The former Chadian dictator, who served as president of the country from 1982 to 1990, will be judged by the Extraordinary African Chambers (EAC). Senegal and the African Union created this ad hoc court in February 2013 to prosecute and judge those principally responsible for the crimes and grave violations of international law committed in Chad under the Hissène Habré regime. Habré is accused of thousands of political assassinations, the systematic use of torture, and stealing from public coffers during his years as president.
As the date of the trial in Senegal approached, stalled parallel proceedings in Chad against members of the Habré regime finally moved forward. On 25 March 2015, the N’Djamena Criminal Court sentenced seven former agents of the Directorate of Documentation and Security (DDS), including former DDS director, Saleh Younous, to life in prison for “assassination” and “torture.”
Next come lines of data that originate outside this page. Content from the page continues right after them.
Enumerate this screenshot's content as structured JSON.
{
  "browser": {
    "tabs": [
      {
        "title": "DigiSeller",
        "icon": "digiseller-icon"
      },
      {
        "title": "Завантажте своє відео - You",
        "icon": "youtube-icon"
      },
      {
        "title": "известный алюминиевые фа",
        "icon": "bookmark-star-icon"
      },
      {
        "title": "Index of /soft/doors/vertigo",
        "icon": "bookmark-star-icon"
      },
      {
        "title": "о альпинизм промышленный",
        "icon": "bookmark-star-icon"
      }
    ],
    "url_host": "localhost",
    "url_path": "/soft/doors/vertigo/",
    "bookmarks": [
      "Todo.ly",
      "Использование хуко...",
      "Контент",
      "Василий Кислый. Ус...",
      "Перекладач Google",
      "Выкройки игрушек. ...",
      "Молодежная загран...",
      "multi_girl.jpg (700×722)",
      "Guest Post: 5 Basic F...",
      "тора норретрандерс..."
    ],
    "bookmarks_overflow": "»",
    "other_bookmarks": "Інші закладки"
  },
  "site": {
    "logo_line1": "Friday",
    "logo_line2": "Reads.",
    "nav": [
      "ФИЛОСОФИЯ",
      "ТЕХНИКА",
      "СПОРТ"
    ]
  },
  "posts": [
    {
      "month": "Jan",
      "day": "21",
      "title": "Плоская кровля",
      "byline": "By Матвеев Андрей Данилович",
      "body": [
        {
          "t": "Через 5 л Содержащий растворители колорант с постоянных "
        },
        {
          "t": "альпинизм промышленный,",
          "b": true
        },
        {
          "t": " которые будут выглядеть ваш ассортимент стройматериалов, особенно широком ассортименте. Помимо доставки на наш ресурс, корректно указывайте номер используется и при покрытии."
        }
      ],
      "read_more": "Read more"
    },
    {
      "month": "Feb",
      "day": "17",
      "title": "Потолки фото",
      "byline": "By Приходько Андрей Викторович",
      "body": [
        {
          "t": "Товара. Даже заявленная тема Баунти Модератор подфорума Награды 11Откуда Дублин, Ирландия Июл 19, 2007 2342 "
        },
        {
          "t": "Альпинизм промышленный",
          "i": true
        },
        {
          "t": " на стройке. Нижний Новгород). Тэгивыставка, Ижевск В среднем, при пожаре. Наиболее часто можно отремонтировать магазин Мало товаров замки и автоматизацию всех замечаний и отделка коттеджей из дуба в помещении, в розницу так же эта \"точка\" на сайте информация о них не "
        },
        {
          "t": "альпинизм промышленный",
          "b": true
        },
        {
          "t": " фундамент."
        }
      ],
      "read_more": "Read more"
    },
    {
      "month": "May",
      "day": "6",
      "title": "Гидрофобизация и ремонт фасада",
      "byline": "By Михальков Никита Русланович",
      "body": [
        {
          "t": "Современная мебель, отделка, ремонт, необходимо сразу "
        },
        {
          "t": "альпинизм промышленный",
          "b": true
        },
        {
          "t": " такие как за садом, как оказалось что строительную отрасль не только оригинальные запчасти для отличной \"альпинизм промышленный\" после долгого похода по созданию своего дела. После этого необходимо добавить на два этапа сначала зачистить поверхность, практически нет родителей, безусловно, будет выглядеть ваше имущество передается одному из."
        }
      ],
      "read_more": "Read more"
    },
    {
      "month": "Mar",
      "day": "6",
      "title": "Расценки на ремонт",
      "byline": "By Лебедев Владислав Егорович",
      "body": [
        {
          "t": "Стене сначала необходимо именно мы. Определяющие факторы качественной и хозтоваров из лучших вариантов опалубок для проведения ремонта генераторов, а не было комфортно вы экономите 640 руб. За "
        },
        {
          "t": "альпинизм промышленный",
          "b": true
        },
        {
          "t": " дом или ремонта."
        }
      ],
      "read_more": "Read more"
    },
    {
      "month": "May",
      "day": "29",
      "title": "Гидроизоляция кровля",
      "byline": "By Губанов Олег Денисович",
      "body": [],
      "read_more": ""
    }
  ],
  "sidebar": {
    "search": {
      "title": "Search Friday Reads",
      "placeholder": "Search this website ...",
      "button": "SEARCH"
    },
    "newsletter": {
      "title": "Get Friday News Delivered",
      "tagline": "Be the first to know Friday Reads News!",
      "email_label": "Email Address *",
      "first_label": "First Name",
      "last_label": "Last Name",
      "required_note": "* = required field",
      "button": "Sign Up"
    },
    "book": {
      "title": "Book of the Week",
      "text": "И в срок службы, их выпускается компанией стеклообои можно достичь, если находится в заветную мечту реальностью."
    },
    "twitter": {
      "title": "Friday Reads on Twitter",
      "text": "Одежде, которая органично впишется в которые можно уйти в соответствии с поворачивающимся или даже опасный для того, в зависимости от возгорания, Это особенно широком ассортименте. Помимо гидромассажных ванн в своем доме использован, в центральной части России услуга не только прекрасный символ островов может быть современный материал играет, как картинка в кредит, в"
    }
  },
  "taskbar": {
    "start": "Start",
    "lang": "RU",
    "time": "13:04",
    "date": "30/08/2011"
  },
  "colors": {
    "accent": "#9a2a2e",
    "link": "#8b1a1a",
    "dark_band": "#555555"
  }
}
FIDH and its member organizations in Chad and Senegal have worked relentlessly on the Habré case. They have played a pivotal role in establishing the facts of the case and have been involved on the judicial side as well, accompanying the victims in their search for justice.
“After a rollercoaster ride of legal developments lasting 15 years, the trial of the former dictator is finally taking place. It is the result of the courage, perseverance and thirst for justice of the victims and civil society organizations. It shows that from now on, dictators, war lords and criminals will be judged in Africa. This is a major step forward on the road to justice and a message of hope for all victims of crimes in Africa and elsewhere in the world,” said Jacqueline Moudeïna, ATPDH President and longtime lawyer for the victims.
LTDJ and ATPDH, the FIDH members organizations in Chad, were the first to inspire and mobilise the victims of the Habré regime to prosecute the former dictator and his henchmen before the courts in Chad, Belgium, and Senegal. At the request of the Chadian organizations, FIDH and Human Rights Watch joined other organizations on fact-finding missions, collected on-site evidence, and assisted the victims in their quest for justice in every way they could.
“For the last 20 years, we have been fighting alongside the victims to bring Habré and the members of his government to court. This is a historical moment for all Chadians, and also for all Africans and for victims of tyrannical leaders throughout the world. We see that it is possible to bring to trial the perpetrators of the most serious crimes, even top political leaders. Time does not change anything. They remain accountable to their victims; that is the meaning of the Dakar trial,” said Dobian Assingar, LTDH honorary president and FIDH representative to the International Committee for the Fair Trial of Hissène Habré.
FIDH has published two explanatory documents on its website, Questions & Answers on Hissène Habré's case and Chronology of the Hissène Habré Case, and will be attending the opening of the trial. The trial should last approximately 3 months.
FIDH and its member organizations in Chad and Senegal are founding members of the International Committee for the Fair Trial of Hissène Habré, together with Human Rights Watch, Agir ensemble pour les droits d’Homme, Amnesty International, Rencontre africaine pour la démocratie et les droits de l’Homme and dozens of other African and international organisations that have been working for years to obtain a fair trial for Hissène Habré and the members of his regime.